Director discusses what leads to societal collapse


SURVIVING PROGRESS written and directed by Mathieu Roy and Harold Crooks. An Alliance Films release. 86 ­minutes. Opens Friday (December 2). For venues and times, see Movies.


Director Mathieu Roy understands timing.

A few weeks after his film’s debut at the Toronto Film Festival and just prior to the explosion of the worldwide Occupy movement, the Surviving Progress co-director phones nearly breathless from Montreal after biking home from a meeting with his producers. His desire to release his third documentary in a timely fashion is understandable, since after five years of intense preproduction and research, the orientation of the film changed on the first day of shooting.

“The financial crisis started in 2008 on the day we were starting to shoot,” says Roy, a former journalist. “The collapse of complex societies is often the result of ecological deterioration that happens because of fundamentalist behaviour.”

Based on historian Ronald Wright’s A Short History Of Progress Massey Lectures, the film looks at “progress traps” – how humanity’s obsession with preventing short-term losses of convenience has stunted progress and evolution.

Roy was brought on board by producer Daniel Louis after both Denys Arcand and Francois Girard passed on offers to direct.

“I’m 33, and my generation will be stuck with the problems and the progress traps we find ourselves in now,” says Roy. “There’s a thirst for truth that I see more and more, and telling things the way they are with no bullshit is something that’s really lacking in mainstream media.”
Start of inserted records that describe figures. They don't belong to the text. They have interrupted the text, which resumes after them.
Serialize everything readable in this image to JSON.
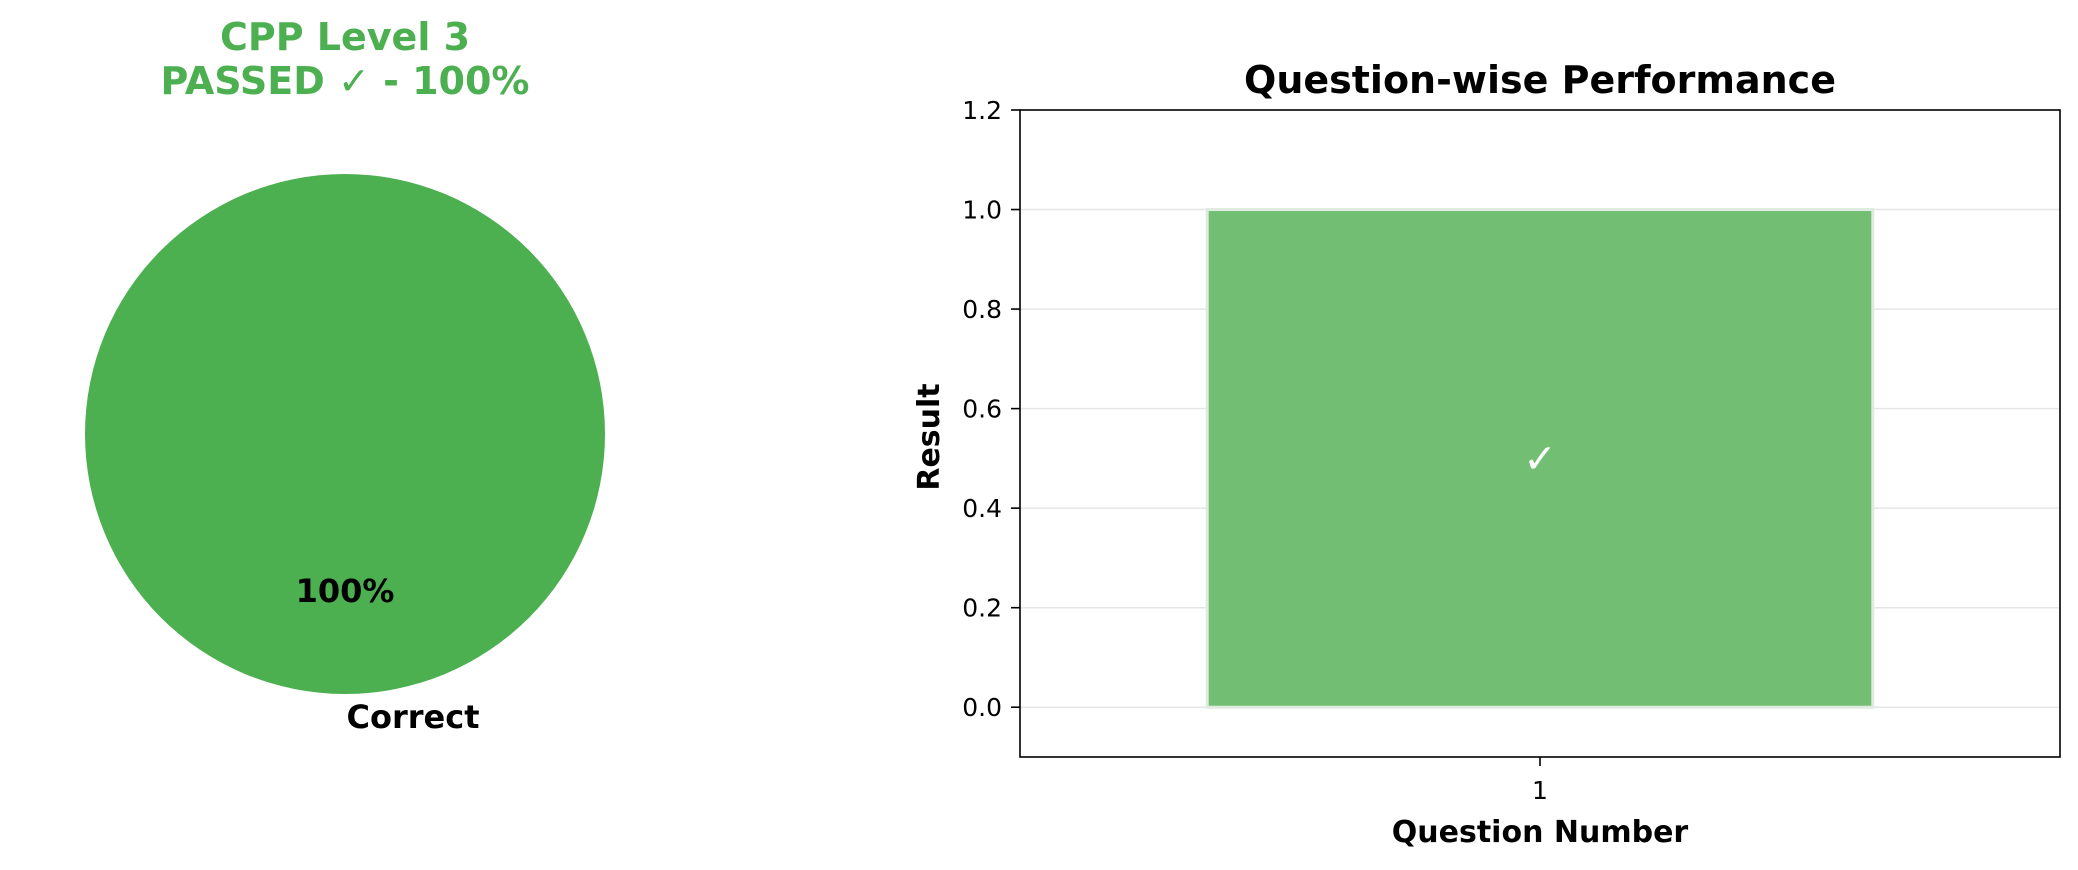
{
  "chart_data": [
    {
      "type": "pie",
      "title": "CPP Level 3\nPASSED ✓ - 100%",
      "title_lines": [
        "CPP Level 3",
        "PASSED ✓ - 100%"
      ],
      "slices": [
        {
          "label": "Correct",
          "value": 100,
          "pct_label": "100%"
        }
      ],
      "colors": {
        "title": "#4caf50",
        "slice": "#4caf50",
        "text": "#000000"
      }
    },
    {
      "type": "bar",
      "title": "Question-wise Performance",
      "xlabel": "Question Number",
      "ylabel": "Result",
      "categories": [
        "1"
      ],
      "values": [
        1
      ],
      "bar_labels": [
        "✓"
      ],
      "ylim": [
        -0.1,
        1.2
      ],
      "yticks": [
        0.0,
        0.2,
        0.4,
        0.6,
        0.8,
        1.0,
        1.2
      ],
      "ytick_labels": [
        "0.0",
        "0.2",
        "0.4",
        "0.6",
        "0.8",
        "1.0",
        "1.2"
      ],
      "grid": "y",
      "colors": {
        "bar": "#72bf73",
        "bar_edge": "#e0ebe0",
        "grid": "#e6e6e6",
        "mark_label": "#ffffff"
      }
    }
  ]
}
The film doesn’t dwell on specifics, aside from several brief vignettes involving workers adversely affected by the push for short-term economic gains. Instead, it strives to spark a dialogue about problems without clear solutions.

“We wanted to be more timeless, so we couldn’t rest on specific events,” says Roy. “But we tried to connect it to the Roman Empire’s collapse and how 2006 to 2008 was very similar to what happened in Rome. There’s definitely room in the film for debate, because it’s not as if we know how to fix this progress trap. This is something that’s bigger than me and all of us.”

Roy hopes the film will continue to evolve as the face of progress changes.

“We have many more stories and interviews that I’d like to release via our website (survivingprogress.com). We touched on so many issues that I wouldn’t be satisfied if we closed the books now.”